The apparatus for molding an optical element according to claim 1, which has a diameter of 00 μm. 3. A manufacturing apparatus for an optical element according to claim 1, wherein a carbon thin film is formed on at least a portion of the inner surface of the barrel die which is in contact with the optical element material during molding. Production method. 4. A carbonaceous thin film having a thickness of 0.01 μm to 2.

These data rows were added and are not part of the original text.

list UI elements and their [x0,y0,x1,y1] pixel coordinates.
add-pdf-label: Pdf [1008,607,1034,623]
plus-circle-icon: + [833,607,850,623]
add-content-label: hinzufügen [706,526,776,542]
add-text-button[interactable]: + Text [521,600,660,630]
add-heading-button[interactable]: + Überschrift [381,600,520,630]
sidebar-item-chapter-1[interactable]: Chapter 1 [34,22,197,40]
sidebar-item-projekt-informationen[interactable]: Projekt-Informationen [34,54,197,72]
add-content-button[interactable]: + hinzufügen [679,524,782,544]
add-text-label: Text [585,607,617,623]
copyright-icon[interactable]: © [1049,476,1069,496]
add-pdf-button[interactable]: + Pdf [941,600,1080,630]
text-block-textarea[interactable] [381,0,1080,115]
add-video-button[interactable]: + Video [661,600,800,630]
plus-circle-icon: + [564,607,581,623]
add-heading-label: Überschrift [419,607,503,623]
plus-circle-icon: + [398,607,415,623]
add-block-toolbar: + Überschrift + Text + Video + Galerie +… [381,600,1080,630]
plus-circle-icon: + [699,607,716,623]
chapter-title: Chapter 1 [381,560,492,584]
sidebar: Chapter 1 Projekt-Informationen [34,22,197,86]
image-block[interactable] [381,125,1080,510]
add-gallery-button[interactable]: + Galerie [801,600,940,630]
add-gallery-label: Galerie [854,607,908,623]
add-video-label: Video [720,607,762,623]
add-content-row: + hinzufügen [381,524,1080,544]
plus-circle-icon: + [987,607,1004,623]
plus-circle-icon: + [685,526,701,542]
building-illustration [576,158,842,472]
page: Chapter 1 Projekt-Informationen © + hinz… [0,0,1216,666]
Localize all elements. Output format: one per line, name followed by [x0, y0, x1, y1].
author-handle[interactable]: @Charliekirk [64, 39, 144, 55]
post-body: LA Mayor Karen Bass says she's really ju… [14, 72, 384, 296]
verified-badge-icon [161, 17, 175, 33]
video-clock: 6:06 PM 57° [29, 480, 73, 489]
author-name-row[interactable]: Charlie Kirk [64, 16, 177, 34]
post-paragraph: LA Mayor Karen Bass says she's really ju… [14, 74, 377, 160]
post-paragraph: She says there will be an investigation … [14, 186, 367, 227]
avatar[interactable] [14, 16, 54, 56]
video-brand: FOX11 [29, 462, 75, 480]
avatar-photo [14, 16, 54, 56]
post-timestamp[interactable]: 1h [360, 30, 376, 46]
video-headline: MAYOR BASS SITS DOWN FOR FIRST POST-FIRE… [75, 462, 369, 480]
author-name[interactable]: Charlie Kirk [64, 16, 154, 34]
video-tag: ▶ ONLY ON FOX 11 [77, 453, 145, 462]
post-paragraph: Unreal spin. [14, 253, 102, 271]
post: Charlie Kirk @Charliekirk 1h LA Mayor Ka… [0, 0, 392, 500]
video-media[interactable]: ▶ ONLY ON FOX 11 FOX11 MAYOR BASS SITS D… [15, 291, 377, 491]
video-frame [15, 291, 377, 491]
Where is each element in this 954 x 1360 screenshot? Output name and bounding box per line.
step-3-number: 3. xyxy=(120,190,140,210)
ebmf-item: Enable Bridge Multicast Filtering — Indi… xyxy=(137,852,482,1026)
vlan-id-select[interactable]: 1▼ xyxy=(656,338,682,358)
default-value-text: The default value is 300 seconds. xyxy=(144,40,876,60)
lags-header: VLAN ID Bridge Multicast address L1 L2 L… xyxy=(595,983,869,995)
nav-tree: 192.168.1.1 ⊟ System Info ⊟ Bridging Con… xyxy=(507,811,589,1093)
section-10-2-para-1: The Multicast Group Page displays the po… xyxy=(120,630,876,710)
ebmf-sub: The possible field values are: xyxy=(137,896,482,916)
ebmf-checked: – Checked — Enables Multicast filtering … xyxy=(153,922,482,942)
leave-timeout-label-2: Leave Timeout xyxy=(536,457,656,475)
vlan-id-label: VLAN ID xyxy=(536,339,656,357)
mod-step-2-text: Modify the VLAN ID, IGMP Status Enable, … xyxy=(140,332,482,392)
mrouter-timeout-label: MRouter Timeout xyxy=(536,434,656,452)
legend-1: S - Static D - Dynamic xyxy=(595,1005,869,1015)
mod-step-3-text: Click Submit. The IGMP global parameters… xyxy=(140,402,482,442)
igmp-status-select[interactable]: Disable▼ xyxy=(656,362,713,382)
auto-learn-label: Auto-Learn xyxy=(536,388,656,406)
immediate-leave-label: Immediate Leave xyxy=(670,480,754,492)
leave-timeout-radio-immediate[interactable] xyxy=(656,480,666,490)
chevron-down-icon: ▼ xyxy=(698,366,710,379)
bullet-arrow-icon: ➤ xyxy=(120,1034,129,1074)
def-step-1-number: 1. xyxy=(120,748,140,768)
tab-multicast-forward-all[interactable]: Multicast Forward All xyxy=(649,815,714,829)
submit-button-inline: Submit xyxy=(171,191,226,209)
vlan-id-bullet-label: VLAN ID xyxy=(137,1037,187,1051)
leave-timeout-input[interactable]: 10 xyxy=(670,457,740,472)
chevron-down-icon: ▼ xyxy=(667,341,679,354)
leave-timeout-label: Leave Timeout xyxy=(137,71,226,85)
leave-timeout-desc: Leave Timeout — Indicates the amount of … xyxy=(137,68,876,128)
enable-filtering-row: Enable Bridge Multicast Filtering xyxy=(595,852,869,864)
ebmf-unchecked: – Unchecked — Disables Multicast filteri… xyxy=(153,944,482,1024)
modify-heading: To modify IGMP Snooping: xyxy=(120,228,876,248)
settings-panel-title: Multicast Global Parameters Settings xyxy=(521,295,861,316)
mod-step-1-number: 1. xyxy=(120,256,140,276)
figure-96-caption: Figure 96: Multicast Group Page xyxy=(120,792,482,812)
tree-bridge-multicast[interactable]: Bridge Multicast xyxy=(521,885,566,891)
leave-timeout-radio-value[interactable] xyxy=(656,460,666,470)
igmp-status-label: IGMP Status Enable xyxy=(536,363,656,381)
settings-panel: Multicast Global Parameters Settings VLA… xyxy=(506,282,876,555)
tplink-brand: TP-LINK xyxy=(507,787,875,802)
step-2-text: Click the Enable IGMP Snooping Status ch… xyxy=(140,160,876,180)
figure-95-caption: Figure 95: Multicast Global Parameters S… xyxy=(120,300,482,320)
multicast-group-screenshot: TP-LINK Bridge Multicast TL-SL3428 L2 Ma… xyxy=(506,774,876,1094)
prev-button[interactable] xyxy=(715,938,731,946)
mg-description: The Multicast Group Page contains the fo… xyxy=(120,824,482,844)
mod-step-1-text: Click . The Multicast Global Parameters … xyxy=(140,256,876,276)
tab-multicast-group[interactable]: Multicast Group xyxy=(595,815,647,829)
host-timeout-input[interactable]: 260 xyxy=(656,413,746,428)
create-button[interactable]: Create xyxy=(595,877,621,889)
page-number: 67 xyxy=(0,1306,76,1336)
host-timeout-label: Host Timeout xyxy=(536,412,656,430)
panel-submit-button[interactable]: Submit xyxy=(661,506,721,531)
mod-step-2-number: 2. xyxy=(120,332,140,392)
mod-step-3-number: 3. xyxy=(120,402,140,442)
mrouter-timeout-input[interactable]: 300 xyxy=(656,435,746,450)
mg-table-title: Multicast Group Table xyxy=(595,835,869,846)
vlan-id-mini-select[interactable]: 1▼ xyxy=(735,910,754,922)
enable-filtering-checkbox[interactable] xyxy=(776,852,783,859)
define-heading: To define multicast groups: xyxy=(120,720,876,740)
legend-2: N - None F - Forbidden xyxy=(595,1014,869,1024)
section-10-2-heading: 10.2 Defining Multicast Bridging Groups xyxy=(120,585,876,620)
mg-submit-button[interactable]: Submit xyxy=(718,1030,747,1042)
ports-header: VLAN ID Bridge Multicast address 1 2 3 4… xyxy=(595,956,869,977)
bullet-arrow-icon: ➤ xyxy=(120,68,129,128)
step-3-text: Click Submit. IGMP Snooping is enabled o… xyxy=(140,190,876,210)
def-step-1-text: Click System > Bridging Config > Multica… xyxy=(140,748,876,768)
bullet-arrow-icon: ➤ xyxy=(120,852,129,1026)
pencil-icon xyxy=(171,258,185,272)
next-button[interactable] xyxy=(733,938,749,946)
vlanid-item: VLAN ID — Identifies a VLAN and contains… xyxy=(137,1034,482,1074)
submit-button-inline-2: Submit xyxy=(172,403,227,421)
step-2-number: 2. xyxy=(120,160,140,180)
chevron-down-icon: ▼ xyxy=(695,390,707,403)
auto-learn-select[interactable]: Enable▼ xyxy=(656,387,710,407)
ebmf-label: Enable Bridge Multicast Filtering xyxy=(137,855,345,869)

The method for manufacturing an optical element molding apparatus according to claim 3, wherein the optical element molding apparatus has a thickness of 00 μm. 5. The formation of a carbonaceous thin film is carried out by rubbing carbon black, graphite, charcoal or the like by rubbing or vapor deposition, or by applying oil or another organic substance and subjecting it to high temperature soot. The method for manufacturing an optical element molding apparatus according to claim 3, which is performed. 6. The method for manufacturing an optical element molding apparatus according to claim 5, wherein the carbonaceous thin film is formed by burning a material that generates soot by burning, such as candles and wood. 7. A method of molding an optical element, which comprises molding an optical element using the molding apparatus according to claim 1.